What are some of the types of cryptocurrencies?
Bitcoin is the most popular and valuable cryptocurrency. An anonymous person named Satoshi Nakamoto is said to have introduced it in 2008 via a white paper. Today, along with Bitcoin, there are thousands of cryptocurrencies in the market today.
The types vary according to their function and specification. For instance, Ripple’s XRP is used by banks to facilitate transfers across the world.
Bitcoin, though, remains the most widely circulated and traded cryptocurrency. As of November 2021, there were over 18.8 million bitcoins in circulation around the world amounting to a value of $1.2 trillion.
Following the success of Bitcoin, several other cryptocurrencies known as ‘altcoins’ have been launched. Some of these are clones of bitcoins, while others have been built from scratch. Some examples of altcoins include Solana, Litecoin and EOS.
Advantages of cryptocurrencies
Cryptocurrencies present a new form of system which do not require a need of an intermediary to oversee the transaction between two entities. Thus, cryptocurrencies get rid of the possibility of a single point of failure, such as a large bank, and therefore, prevent a cascade of crises like the financial crisis of 2008.
Since they do not require third-party intermediaries, the transactions are a lot faster compared to standard money transfers.
Cryptocurrencies are becoming a lucrative option for investment. The value of cryptocurrencies has skyrocketed in the past few years and at one point it had almost reached $1 trillion.
Cryptocurrencies are being used for cross-border money transfers. Some of them like bitcoins serve as mediators for cross border money transfers. Thus, a fiat currency of one country is converted into cryptocurrency, transferred wherever desired, and converted into the fiat currency of that country. This process makes money transfers a seamless process.
Disadvantages of cryptocurrencies
Cryptocurrencies are not exactly anonymous. They can be best described as pseudo-anonymous. They leave a digital trailer that well-equipped agencies like the Federal Bureau of Investigation (FBI) can track. It can result in government agencies tracking digital payments of ordinary citizens raising concerns around ethics and privacy.

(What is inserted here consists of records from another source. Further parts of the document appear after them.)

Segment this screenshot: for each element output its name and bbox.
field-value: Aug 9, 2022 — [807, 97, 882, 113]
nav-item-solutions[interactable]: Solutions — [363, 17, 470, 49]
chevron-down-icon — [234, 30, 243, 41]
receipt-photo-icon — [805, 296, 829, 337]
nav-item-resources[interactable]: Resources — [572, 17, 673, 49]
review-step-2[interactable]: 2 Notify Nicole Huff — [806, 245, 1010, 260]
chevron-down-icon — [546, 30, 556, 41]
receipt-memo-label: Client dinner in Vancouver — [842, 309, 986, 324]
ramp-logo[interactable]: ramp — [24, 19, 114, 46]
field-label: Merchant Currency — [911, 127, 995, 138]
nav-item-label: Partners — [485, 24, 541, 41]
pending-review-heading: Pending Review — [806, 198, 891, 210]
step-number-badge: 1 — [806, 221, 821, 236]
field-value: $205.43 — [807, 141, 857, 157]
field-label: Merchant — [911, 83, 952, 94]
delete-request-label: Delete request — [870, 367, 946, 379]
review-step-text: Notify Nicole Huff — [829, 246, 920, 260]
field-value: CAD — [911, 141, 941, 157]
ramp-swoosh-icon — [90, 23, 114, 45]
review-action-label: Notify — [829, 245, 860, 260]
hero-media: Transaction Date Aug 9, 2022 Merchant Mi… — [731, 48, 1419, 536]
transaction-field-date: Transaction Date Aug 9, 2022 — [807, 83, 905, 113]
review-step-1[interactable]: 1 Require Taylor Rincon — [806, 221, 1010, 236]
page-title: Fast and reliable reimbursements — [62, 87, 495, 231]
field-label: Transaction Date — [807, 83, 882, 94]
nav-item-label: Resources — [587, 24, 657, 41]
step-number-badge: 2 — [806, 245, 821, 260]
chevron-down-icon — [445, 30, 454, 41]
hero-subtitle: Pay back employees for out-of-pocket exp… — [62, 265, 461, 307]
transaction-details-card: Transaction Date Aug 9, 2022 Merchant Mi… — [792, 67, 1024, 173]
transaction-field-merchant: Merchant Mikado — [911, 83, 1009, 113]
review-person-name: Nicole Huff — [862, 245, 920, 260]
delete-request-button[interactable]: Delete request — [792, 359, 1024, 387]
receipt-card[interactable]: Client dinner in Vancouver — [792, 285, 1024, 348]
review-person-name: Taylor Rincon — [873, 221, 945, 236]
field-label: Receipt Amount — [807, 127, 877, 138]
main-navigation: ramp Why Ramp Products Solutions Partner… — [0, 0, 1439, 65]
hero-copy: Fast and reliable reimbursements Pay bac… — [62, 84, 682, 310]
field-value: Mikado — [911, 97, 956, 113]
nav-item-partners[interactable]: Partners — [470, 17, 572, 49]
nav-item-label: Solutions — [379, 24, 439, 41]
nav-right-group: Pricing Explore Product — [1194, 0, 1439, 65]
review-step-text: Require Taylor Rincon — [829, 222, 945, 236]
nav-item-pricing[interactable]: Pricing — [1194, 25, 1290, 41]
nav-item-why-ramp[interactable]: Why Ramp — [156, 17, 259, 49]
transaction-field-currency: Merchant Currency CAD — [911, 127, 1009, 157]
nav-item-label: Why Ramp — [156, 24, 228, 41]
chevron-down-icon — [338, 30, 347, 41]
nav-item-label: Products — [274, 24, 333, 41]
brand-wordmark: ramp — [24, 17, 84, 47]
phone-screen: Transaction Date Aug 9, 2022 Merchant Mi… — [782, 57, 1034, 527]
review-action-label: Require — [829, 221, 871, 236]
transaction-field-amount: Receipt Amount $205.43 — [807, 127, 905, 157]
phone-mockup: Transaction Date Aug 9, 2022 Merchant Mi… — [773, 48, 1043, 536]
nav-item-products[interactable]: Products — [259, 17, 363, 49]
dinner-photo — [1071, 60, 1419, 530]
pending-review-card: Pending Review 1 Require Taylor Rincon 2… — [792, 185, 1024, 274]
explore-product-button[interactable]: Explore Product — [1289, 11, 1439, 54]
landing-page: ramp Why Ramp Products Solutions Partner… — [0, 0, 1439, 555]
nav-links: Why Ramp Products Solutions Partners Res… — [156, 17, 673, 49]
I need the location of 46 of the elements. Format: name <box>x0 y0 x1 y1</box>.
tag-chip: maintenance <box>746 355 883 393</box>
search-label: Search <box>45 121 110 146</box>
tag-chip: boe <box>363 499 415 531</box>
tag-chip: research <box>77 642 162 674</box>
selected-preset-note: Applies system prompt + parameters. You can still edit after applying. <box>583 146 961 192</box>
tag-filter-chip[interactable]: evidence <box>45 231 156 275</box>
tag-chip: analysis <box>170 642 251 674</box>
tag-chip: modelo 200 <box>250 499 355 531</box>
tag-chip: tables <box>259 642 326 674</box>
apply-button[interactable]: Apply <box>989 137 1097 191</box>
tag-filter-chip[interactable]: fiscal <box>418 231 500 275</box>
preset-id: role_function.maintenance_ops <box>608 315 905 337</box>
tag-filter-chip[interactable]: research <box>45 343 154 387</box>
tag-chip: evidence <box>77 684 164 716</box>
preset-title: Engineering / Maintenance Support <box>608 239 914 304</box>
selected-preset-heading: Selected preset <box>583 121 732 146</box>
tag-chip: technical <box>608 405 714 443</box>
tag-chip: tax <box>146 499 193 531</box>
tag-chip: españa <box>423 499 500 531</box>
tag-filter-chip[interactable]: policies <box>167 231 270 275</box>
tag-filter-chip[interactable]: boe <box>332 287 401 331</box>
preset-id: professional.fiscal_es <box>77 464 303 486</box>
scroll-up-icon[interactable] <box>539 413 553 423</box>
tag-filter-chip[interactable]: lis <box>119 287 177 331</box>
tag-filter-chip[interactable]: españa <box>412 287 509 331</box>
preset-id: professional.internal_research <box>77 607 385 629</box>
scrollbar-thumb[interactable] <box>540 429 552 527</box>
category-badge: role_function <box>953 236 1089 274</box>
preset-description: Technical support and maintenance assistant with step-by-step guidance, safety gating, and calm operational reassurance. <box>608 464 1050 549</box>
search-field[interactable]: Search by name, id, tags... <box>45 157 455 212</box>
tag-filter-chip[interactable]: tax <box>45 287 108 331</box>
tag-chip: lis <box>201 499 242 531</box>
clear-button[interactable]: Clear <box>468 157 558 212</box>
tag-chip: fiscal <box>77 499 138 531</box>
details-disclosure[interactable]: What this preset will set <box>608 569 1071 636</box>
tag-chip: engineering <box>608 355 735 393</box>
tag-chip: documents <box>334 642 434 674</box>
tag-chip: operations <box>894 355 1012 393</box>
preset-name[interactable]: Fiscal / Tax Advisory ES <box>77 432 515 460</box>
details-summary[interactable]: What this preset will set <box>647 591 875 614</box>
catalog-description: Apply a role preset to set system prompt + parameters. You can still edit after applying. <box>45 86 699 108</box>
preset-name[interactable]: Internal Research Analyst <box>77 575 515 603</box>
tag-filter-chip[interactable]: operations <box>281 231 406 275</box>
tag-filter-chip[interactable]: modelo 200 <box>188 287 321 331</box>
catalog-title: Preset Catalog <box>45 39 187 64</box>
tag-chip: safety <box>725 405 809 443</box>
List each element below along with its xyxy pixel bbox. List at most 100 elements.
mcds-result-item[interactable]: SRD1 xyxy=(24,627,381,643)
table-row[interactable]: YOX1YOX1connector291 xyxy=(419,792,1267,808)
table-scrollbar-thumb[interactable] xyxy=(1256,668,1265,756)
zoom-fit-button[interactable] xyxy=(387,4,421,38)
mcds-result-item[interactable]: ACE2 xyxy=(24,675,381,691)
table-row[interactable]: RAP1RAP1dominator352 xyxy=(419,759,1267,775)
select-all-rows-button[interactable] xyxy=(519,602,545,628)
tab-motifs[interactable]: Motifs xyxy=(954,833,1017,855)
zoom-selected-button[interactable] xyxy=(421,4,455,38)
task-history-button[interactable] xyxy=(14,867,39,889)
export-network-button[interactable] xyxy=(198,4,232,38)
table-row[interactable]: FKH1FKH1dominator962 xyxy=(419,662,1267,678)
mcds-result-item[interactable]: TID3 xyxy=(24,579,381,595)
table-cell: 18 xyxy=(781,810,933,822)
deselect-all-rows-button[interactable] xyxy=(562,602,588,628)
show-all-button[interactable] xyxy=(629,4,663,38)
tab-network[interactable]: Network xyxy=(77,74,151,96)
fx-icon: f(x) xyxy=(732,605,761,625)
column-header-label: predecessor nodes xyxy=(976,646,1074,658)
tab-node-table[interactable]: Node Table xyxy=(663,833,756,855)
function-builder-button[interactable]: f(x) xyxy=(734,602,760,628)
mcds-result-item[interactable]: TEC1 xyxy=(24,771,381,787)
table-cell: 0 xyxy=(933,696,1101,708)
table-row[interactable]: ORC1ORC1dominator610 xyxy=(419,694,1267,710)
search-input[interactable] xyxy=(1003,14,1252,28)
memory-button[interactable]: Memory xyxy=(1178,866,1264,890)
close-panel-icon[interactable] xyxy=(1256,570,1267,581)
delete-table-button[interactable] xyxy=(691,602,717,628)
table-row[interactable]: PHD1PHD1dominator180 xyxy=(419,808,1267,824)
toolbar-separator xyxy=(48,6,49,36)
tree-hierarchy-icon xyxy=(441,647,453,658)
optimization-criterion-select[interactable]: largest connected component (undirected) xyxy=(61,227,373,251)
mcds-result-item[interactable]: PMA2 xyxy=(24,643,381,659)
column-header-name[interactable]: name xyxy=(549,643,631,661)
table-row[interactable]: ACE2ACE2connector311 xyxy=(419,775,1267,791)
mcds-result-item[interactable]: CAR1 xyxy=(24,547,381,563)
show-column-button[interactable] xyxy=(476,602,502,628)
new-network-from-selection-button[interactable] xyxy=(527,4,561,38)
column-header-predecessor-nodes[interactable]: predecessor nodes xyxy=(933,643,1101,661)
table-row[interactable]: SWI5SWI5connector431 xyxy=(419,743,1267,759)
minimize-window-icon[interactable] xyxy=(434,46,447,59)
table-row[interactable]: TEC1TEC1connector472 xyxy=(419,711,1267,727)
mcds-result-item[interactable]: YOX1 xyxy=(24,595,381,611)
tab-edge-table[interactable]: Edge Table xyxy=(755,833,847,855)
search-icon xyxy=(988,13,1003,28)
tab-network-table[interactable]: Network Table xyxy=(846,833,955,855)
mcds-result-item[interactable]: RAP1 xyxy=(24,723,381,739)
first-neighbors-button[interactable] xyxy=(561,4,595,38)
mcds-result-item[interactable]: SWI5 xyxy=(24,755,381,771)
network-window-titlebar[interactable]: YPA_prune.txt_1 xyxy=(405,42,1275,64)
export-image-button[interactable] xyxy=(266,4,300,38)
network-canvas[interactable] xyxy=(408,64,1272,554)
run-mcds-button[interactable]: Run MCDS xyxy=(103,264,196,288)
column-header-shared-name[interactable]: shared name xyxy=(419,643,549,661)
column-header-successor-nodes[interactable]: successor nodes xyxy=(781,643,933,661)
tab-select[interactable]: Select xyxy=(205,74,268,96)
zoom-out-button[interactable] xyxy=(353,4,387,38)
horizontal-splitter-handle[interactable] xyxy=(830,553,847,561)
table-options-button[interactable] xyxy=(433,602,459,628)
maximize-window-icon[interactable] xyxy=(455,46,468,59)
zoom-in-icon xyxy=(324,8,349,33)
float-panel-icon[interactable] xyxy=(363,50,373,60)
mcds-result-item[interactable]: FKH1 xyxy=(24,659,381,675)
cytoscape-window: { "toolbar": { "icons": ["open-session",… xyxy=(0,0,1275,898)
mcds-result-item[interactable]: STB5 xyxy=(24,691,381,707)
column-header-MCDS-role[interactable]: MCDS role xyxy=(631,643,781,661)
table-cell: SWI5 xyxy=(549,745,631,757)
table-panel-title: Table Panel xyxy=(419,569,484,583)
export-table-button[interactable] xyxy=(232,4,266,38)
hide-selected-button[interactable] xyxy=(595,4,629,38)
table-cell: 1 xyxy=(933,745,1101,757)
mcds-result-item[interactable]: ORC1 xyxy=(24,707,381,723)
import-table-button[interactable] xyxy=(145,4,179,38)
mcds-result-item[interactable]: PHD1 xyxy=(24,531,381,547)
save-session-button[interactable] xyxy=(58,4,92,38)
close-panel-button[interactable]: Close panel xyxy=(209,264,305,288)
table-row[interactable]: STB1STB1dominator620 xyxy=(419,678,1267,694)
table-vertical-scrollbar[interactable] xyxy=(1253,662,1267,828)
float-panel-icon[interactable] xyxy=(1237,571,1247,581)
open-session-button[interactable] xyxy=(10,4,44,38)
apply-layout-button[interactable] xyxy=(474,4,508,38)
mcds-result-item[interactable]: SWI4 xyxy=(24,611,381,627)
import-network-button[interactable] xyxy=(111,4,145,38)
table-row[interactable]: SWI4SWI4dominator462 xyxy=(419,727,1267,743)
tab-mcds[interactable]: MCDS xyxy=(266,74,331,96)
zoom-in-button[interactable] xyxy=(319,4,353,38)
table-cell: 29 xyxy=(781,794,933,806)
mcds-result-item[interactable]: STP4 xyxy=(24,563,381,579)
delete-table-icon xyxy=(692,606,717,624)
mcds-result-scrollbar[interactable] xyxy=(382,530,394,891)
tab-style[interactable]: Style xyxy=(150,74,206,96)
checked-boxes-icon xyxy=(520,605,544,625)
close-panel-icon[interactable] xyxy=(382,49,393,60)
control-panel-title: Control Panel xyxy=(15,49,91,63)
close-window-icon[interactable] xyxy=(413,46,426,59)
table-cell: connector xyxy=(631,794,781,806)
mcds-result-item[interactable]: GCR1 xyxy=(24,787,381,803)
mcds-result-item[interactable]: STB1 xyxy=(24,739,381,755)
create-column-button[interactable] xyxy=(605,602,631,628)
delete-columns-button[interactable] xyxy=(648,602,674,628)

Cryptocurrencies have already become popular with criminals for acts like money laundering for illicit purposes. They are also famous amongst hackers who use them for ransomware activities.
In theory, cryptocurrencies are meant to be decentralised. However, they are highly concentrated. For example, a study by MIT found that just 11,000 investors held about 45% of Bitcoin’s surging value.
It can be mined by anyone with a computer and a stable internet connection. However, mining crypto currencies require unimaginably large amounts of energy. The high-energy costs mean that mining cryptocurrency is done only by companies that are wealthy enough to do it, creating tremendous inequality.
Although cryptocurrencies are extremely secure, they are not foolproof. They still pose danger from hackers. Instances of wallets being hacked are not uncommon, resulting in millions of worth of cryptocurrencies being stolen.
The cryptocurrency market is highly volatile, making investments risky.